By Syed Jaymal Zahiid, Free Malaysia Today

Minister in the Prime Minister Departement Idris Jala was greeted with cynicism from Chinese businesses apparently sceptical towards the government’s “grand” reform efforts. Many of those participanting in the MCA-organised Chinese Economic Congress here today wanted to know if the government has the politicial will to implement the various new economic initiatives under the Najib administration’s New Economic Model (NEM).

There were also signs that the vigorous campaigning efforts to promote the NEM, a model Prime Minister Najib Tun Razak claimed would elevate Malaysia from its shoddy middle-income economy, have not been succesful when some questioned the need for a high-income economy.

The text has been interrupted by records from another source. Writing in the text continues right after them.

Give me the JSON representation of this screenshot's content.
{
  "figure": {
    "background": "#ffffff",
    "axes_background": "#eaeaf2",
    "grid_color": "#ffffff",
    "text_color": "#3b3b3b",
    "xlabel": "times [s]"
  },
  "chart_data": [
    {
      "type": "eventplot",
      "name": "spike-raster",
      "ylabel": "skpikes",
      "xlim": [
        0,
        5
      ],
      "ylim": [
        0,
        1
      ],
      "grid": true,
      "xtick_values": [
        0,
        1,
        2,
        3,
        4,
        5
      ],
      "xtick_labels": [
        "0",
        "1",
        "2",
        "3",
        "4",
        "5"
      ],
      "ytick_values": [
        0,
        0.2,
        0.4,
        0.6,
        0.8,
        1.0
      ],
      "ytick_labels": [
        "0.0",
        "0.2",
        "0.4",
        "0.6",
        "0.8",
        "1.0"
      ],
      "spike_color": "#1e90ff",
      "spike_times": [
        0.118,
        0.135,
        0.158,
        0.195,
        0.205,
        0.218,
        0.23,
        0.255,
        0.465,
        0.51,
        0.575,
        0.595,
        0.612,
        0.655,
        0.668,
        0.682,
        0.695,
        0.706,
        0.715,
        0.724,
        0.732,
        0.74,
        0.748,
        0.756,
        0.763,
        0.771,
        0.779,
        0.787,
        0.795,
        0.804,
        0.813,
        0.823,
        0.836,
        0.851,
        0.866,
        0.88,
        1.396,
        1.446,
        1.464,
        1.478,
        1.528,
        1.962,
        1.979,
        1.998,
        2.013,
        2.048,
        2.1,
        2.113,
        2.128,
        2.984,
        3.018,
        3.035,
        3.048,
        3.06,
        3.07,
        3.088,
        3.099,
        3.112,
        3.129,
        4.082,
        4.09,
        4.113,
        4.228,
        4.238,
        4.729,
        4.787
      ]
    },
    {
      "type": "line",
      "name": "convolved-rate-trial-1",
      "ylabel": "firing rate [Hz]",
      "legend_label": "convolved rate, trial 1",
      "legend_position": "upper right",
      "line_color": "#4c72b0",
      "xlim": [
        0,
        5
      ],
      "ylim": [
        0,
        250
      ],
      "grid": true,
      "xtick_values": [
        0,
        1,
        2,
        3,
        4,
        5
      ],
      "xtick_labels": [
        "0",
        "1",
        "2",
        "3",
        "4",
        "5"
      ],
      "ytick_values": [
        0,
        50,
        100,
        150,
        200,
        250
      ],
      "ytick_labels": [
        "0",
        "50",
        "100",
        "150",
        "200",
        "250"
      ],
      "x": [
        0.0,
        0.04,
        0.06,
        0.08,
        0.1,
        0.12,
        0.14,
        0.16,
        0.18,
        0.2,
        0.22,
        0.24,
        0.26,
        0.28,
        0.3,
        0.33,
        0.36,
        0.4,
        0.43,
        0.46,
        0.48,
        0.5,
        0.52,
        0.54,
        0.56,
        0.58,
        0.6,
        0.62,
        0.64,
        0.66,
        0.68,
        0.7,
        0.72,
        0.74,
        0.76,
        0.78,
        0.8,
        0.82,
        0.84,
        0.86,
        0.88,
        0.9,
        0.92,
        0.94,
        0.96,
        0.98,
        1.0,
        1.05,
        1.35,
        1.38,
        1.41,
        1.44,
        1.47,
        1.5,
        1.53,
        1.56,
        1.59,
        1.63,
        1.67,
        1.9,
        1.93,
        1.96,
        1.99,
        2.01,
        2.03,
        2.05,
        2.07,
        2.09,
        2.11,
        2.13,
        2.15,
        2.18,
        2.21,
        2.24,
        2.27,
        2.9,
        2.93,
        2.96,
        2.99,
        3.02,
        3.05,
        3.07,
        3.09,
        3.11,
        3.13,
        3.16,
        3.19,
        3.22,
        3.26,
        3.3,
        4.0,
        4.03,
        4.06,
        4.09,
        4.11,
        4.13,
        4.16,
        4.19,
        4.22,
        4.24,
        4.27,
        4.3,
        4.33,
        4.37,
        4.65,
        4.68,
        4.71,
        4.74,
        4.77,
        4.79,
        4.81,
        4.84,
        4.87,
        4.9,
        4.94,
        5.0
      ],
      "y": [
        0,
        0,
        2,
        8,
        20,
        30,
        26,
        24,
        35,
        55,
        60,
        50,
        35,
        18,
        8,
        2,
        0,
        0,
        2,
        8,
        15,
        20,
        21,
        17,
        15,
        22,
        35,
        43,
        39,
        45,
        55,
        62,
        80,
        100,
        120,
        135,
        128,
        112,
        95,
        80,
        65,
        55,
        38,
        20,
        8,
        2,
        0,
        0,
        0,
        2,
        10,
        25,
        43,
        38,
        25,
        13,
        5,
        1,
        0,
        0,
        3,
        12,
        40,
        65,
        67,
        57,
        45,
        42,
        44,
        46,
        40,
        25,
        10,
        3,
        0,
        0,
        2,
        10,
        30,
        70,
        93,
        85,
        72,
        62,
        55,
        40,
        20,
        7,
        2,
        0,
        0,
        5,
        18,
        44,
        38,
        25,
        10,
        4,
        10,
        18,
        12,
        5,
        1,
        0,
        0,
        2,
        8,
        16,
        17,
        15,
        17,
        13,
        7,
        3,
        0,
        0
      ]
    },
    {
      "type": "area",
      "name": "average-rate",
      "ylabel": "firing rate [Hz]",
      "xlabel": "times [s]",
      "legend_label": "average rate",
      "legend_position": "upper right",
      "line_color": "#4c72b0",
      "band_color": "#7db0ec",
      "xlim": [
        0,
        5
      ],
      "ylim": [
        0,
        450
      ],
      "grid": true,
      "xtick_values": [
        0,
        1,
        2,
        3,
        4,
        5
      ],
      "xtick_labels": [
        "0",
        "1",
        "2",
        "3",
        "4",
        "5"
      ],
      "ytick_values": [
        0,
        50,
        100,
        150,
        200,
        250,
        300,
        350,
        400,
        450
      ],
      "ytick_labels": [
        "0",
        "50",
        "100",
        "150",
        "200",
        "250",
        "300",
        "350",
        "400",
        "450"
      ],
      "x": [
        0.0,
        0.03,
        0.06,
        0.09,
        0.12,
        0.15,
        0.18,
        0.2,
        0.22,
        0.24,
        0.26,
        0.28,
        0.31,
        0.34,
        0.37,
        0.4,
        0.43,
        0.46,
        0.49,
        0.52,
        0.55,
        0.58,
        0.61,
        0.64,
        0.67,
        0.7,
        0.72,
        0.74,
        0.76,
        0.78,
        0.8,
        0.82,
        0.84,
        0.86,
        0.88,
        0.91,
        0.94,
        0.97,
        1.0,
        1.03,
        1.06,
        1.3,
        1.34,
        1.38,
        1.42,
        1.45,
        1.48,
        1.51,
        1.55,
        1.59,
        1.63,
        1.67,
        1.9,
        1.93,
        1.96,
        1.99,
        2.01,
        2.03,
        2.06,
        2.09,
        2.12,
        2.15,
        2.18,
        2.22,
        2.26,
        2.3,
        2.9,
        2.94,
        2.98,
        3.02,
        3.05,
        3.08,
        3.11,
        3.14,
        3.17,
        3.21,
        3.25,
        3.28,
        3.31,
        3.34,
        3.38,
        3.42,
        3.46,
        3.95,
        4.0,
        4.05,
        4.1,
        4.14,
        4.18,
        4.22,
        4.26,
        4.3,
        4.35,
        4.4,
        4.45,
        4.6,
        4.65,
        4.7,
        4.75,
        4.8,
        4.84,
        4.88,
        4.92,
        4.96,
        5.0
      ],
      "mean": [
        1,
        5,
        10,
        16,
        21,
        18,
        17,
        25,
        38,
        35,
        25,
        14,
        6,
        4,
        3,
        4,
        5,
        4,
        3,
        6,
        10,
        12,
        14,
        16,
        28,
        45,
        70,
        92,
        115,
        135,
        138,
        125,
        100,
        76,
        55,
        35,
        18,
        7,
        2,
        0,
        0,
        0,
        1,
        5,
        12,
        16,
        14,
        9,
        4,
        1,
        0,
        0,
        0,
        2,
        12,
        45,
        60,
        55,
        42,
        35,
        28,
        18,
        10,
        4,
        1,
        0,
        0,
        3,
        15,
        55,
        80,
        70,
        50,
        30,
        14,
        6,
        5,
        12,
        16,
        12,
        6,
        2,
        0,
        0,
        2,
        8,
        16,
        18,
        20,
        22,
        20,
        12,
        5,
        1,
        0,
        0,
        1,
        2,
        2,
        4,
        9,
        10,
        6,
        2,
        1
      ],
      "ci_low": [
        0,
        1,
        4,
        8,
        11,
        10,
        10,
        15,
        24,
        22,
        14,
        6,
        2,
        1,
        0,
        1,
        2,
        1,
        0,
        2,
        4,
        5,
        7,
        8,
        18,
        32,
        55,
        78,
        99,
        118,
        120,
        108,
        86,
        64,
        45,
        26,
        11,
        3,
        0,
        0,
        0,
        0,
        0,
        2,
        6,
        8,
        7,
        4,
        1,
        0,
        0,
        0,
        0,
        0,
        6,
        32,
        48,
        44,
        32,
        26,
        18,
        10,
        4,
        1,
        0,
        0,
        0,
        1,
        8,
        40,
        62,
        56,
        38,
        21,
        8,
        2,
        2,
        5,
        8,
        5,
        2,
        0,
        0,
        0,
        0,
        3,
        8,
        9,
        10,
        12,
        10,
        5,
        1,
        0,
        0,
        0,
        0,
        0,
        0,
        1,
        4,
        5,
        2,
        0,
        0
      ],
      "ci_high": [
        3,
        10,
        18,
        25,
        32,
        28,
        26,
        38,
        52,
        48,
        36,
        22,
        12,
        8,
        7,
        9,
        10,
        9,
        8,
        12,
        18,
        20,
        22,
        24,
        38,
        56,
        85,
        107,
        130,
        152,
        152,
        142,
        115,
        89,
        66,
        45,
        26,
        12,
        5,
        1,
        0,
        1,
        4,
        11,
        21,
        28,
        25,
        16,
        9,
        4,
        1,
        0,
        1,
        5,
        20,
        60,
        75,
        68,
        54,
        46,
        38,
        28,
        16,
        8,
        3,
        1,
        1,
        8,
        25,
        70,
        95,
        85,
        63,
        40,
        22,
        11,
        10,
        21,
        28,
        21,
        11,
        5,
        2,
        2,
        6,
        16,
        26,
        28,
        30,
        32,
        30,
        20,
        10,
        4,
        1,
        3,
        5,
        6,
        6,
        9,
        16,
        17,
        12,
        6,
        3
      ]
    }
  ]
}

“All the programmes sound good but the hard part is the execution: how to implement the 10th Malaysia Plan (10MP) and the NEM. The public perception is that the public sector is corrupt and incompetent. Is there political will to change this?” asked one participant.

Another participant criticised the contradictory policy of the Najib administration: on the one hand, it promotes free trade but on the other, it practises interventionist policy.

For example, he said because of its interventionist policy, prices of basic goods had increased, thus hindering their profits.

“Businesses are like this: not everyday is a Sunday. Sometimes we make more and have to save it for a rainy day. So when there are times to make money, we want to. If you want free trade, make sure it goes all the way,” said the participant.

Another took the government to task over what he described as poor planning in terms of utilising key sectors to the country’s economy such as oil and gas and tourism.

“An example is tourism. My foreign friend asked me where to go, so I told him to visit the museum and to take the rail transport. But there is none that goes straight to the museum. He has to cross the highway… there’s no connectivity,” he said.

Another participant had doubts about the willingness of the top leadership to implement thorough reforms. He said one of the key drivers of economic growth is a performance-based stewardship.

Hence, he questioned if the government is willing to replace none-performing leaders given that their appointments are politically-driven.